MAJALAH ICT – Jakarta. Revisi Peraturan Pemerintah (PP) tentang penyelenggaraan telekomunikasi (PP 52 tahun 2000) dan PP 53 tahun 2000 tentang frekuensi dan orbit satelit dianggap cacat hukum, sehingga tidak layak untuk ditandatangani Presiden Joko Widodo. Demikian ditegaskan Direktur Lembaga Pengembangan dan Pemberdayaan Masyarakat Informasi (LPPMI) Kamilov Sagala di Jakarta.
“Di bulan Ramadan ini kebenaran diperlihatkan dengan pernyataan mengambang dari Menkominfo Rudiantara tentang proses penyerapan aspirasi publik dalam menyusun revisi kedua PP itu. Ketidaktahuan Bapak Rudiantara tentang tak terlibatnya Telkom Group dalam penyusunan revisi kedua PP tersebut semakin menegaskan ada agenda tersembunyi dari revisi tersebut. Bagi saya ini sudah cacat moral dan tak layak disahkan oleh Presiden,” kata Kamilov.
Mantan Anggota Badan Regulasi Telekomunikasi Indonesia ini melihat, tidak dilibatkannya Telkom Group dalam revisi kedua aturan yang akan mengubah wajah bisnis sektor telekomunikasi itu meninggalkan tanda tanya besar. “Tahun lalu nilai bisnis sektor telekomunikasi sekitar Rp 170 triliun.
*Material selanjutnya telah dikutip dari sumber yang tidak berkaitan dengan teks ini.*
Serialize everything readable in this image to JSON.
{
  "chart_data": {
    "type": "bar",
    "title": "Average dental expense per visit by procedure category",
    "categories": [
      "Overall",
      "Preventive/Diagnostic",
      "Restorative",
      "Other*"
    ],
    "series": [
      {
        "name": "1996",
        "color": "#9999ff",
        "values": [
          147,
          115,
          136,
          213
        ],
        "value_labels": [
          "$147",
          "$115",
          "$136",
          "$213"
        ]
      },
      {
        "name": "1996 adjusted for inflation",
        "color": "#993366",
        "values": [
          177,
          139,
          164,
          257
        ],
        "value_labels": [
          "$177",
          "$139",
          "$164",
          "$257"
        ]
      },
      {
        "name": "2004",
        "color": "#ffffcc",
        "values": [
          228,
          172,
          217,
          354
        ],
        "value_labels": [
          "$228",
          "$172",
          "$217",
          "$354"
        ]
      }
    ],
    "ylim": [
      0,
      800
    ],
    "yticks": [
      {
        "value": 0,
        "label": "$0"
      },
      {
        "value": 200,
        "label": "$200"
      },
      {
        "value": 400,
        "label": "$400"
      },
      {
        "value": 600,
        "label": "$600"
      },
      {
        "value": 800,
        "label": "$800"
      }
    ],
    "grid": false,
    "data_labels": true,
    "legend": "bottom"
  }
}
Telkom Group itu menguasai nyaris 50% pangsa pasar. Kok tak dilibatkan? Ini ada apa? Saya melihat ini ada upaya mengerdilkan Telkom Group,” ujarnya.
Dipaparkannya, dari berbagai data yang dihimpunnya, revisi aturan tentang frekuensi memang akan membuka model bisnis berbagi jaringan. “Kabarnya ada pasal yang berbunyi jika ada operator terkendala untuk membangun di suatu daerah, pemain eksisting wajib membagi jaringannya dengan operator yang terkendala tersebut. Jika pasal ini benar adanya, baiknya Pak Rudiantara buka-bukaan saja draft itu ke publik. Kita buktikan kebenaran, jangan menjadi gosip jalanan,” ucaonya.
Pengamat Hukum Telekomunikasi menyarankan, jika proses tak transparan dalam penyusunan revisi kedua PP itu berlanjut, maka Komisi Pemberantasan Korupsi (KPK) harus melakukan investigasi ke Kementrian Komunikasi dan Informatika (Kemenkominfo) mengingat ada potensi pendapatan negara bukan pajak (PNBP) yang hilang karena revisi aturan. “Ini ada yang dirugikan ada yang diuntungkan. Jadi, mirip-mirip reklamasi Teluk Jakarta nih barang kalau KPK cermat melihat kasus ini,” imbuhnya.
Senada dengan Kamilov, Sekjen Pusat Kajian Kebijakan dan Regulasi Telekomunikasi ITB M Ridwan Effendi menyatakan bahwa alerginya Telkom Group terhadap berbagi jaringan bukan masalah ketakutan kehilangan dominasi di pasar, tetapi lebih kepada keadilan. “Sebagai penyelenggara jaringan yang lisensinya sama, tentunya membangun jaringan nasional yang tentu setiap perusahaan butuh modal besar. Disini letak fairness-nya. Networks sharing akan menghilangkan equal treatment operator,” kata lelaki yang juga mantan Anggota BRTI ini.
Unutk itu, Ridwan mengusulkan jika memang pemain lain ingin berbagi jaringan dilihat saja dari 18 ribu pulau di Indonesia, dimana ada 13 ribu pulau berpenghuni, dan mana yang belum terlayani sinyal seluler. “Bagian yang belum ada sinyal, mau tidak mereka bangun bersama semua. Waktu saya dulu di Badan Regulasi Telekomunikasi Indonesia saya mencatat Indosat dan XL selalu mundur kalau disuruh membangun di daerah perbatasan, dan selalu Telkomsel yang disuruh membangun," sesal Ridwan.